As a child, I stood up every weekday morning and recited the pledge of allegiance to the American flag before starting my day. In my spare time, I devoured every piece of literature I could get my hands on because I could. I learned to read and write my English words on thickly lined paper and passed my state assessments with commendable scores. On weekends, I took the PSATs and went to UIL meets because I wanted to better myself. In high school, I cared about my GPA because I wanted to be the first in my family to go to college. I wanted a higher education because my parents’ hard work didn’t deserve to go unnoticed.
Today I sit in a lecture hall as the professor in front of me discusses the concept of free will to a sea of half-attentive undergrads. Meanwhile only a few miles away, immigrant college students and graduates stand together in front of a federal building with picket signs and hope in their hearts.
The undergrad seated beside me was also born by the Rio Grande. In order to receive her nine digits as an infant, she had to be baptized by the river that I held the privilege to always see, but never touch. As an innocent babe, she symbolized the eternal debate over who held the right to own freedom and fortune. In the eyes of her critics, she arrived in this country without the hard work and righteousness that it took to become an American citizen.
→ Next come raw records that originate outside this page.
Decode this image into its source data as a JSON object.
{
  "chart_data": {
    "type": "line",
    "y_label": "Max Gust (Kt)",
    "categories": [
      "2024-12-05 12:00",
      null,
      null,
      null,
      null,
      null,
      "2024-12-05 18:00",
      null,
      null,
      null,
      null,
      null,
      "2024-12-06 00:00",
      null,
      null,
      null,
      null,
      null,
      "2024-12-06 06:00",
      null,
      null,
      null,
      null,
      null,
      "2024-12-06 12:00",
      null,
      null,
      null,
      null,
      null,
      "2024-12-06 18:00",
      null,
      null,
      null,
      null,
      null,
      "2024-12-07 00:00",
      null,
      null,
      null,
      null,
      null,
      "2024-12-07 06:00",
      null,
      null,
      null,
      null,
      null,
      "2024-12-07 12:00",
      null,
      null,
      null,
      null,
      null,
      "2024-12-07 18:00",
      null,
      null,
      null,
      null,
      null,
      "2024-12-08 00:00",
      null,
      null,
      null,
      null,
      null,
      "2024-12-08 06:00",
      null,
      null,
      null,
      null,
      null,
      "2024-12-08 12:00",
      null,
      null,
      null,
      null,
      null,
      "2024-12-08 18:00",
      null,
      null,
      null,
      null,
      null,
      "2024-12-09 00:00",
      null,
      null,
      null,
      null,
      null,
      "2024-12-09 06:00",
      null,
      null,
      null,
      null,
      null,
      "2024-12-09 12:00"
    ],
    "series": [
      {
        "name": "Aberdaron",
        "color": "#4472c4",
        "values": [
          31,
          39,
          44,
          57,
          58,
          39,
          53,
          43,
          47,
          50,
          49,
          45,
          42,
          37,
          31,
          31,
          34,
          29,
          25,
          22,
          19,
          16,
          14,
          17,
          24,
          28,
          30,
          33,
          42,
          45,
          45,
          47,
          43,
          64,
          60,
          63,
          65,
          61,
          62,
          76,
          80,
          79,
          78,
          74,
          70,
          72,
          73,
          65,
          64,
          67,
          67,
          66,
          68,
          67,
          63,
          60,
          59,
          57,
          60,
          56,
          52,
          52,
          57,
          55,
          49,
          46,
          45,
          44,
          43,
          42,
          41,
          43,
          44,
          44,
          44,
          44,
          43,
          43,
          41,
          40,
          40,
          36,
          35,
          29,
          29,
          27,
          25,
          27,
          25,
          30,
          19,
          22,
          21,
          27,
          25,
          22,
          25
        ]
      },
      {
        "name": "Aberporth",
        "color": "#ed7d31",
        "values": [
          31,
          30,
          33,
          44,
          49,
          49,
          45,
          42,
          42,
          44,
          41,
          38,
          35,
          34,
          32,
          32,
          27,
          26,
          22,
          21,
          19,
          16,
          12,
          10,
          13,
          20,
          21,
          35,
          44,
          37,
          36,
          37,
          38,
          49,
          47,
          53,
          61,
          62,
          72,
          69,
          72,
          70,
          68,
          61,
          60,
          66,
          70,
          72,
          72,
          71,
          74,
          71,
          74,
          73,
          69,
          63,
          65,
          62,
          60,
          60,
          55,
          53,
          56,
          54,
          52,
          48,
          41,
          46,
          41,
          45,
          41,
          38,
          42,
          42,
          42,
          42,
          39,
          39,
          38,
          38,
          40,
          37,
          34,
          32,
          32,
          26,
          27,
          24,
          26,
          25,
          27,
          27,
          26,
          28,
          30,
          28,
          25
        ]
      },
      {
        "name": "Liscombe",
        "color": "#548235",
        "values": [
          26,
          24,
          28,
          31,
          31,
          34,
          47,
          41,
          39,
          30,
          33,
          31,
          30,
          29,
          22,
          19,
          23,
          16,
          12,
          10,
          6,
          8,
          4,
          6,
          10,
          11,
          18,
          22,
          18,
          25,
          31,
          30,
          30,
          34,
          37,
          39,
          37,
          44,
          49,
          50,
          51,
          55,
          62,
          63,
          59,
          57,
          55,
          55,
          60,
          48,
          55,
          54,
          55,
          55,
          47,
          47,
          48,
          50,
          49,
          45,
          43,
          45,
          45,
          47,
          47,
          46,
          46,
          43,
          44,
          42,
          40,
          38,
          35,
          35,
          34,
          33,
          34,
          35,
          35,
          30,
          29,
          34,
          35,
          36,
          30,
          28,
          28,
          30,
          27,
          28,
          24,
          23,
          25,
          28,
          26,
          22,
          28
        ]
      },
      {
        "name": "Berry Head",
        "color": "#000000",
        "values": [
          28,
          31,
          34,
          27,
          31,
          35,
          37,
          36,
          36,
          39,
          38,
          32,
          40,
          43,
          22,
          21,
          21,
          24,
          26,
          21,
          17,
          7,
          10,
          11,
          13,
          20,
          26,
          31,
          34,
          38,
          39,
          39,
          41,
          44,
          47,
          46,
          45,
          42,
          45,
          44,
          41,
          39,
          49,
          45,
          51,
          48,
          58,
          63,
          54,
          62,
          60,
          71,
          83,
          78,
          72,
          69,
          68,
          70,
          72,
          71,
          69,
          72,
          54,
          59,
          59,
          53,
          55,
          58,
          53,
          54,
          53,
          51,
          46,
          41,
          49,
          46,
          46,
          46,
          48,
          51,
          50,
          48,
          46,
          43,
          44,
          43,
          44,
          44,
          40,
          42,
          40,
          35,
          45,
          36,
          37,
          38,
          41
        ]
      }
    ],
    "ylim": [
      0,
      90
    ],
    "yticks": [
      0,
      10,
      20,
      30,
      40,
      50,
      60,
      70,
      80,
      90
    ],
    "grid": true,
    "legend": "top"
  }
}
She came into existence the wrong way.
This girl struggles to roll her R's when she speaks on the phone to her father, and despite their uncanny resemblance, her cousins differentiate her as "la americana" when she visits Mexico on the holidays.
Much like me, she lay on park grass to watch fireworks every Fourth of July and hit the piñatas that hung off of an uncle's roof at birthday parties. She traced her ABC's with the same large pencils held by every kindergartner's tiny hands at the age of five and grinned widely at the camera when her name was called at graduation. Despite the world that was currently crumbling outside of those lecture hall doors, she sat beside me because she was the first too. She stayed because her parents' hard work didn't deserve to go unnoticed.
Today I think of law and order, and the people that are given the power to choose what that looks like; individuals that are given the responsibility to decide which lives should be considered more valuable. I can't help but wonder what makes any person so special.